OUAGADOUGOU, 6 avr. (IPS) – La rébellion sierra léonaise
rejette en bloc les
accusations des pays de la sous région Ouest Africaine selon
lesquelles le
Burkina Faso fournirait des armes et des hommes au Front
révolutionnaire
uni (RUF), combattant le régime démocratiquement élu du
Président Ahmed Tejan
Kabbah.

"Nous pensons qu'il est incohérent et inconcevable que les
accusations
continuent contre le Burkina", a expliqué à IPS, Omrie Michael
Golley, le
porte-parole du RUF, lors de son passage à Ouagadougou.

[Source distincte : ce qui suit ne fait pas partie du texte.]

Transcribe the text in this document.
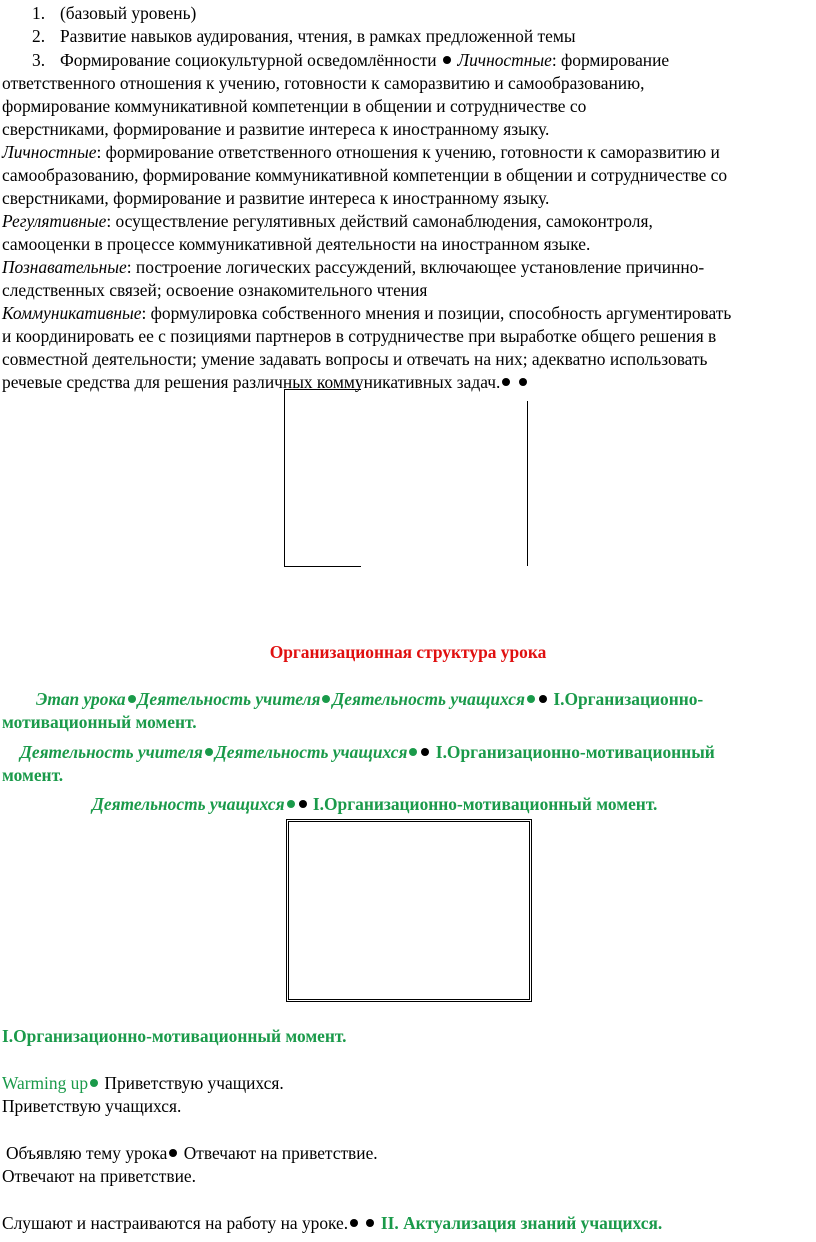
1. (базовый уровень)
2. Развитие навыков аудирования, чтения, в рамках предложенной темы
3. Формирование социокультурной осведомлённости Личностные: формирование
ответственного отношения к учению, готовности к саморазвитию и самообразованию,
формирование коммуникативной компетенции в общении и сотрудничестве со
сверстниками, формирование и развитие интереса к иностранному языку.
Личностные: формирование ответственного отношения к учению, готовности к саморазвитию и
самообразованию, формирование коммуникативной компетенции в общении и сотрудничестве со
сверстниками, формирование и развитие интереса к иностранному языку.
Регулятивные: осуществление регулятивных действий самонаблюдения, самоконтроля,
самооценки в процессе коммуникативной деятельности на иностранном языке.
Познавательные: построение логических рассуждений, включающее установление причинно-
следственных связей; освоение ознакомительного чтения
Коммуникативные: формулировка собственного мнения и позиции, способность аргументировать
и координировать ее с позициями партнеров в сотрудничестве при выработке общего решения в
совместной деятельности; умение задавать вопросы и отвечать на них; адекватно использовать
речевые средства для решения различных коммуникативных задач.
Организационная структура урока
Этап урока Деятельность учителя Деятельность учащихся I.Организационно-
мотивационный момент.
Деятельность учителя Деятельность учащихся I.Организационно-мотивационный
момент.
Деятельность учащихся I.Организационно-мотивационный момент.
I.Организационно-мотивационный момент.
Warming up Приветствую учащихся.
Приветствую учащихся.
Объявляю тему урока Отвечают на приветствие.
Отвечают на приветствие.
Слушают и настраиваются на работу на уроке. II. Актуализация знаний учащихся.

"Ces accusations sont fausses et nous les rejetons toutes", a-
t-il ajouté.
Les dirigeants sierra léonais et guinéens ont nommément mis en
cause le
Burkina et le Liberia dans la crise en Sierra Leone. Mais ce
sont les dernières
déclarations du Général nigérian Thimotée Shelpidi, le
Commandant sortant
de l'ECOMOG, la force Ouest africaine d'interposition, qui sont
venues
jeter un pavé dans la marre.
Le Général Shelpidi avait qualifié les Présidents burkinabé et
libérien,
Blaise Compaoré et Charles Taylor, de "rebelles
démocratiquement élus",
allant jusqu'à les accuser de préparer "la déstabilisation de
la Guinée, du
Ghana et du Nigeria".
"Ces accusations portées contre le Burkina sont le fait de
propagandistes au sein du gouvernement sierra léonais et sont
fausses et
injustes", a dit Golley.
Selon le RUF, le gouvernement et le peuple Burkinabé ont un
important rôle à
jouer au même titre que les autres frères des pays de la sous
région pour
trouver une solution au conflit en Sierra Leone.
"Nous estimons par ailleurs que le Président Blaise Compaoré,
qui assure
la présidence de l'Organisation de l'unité africaine (OUA), a
un rôle clé à
jouer pour un retour de la paix dans notre pays", ajoute
Golley.
A Ouagadougou, Plusieurs députés de l'opposition et de la
mouvance
présidentielle du Burkina, troublés par l'absence de réaction
des autorités,
ont interpellé le Premier ministre Kadré Désiré Ouédraogo, sur
ces accusations.
Emile Paré, l'un des députés de l'opposition, a même parlé
"d'échec de la
politique extérieure du Burkina qui assure la présidence de
l'O.U.A.
"Pourquoi n'a-t-on pas accusé le Niger et le Mali", a-t-il
demandé
avant d'exiger des clarifications au Premier ministre.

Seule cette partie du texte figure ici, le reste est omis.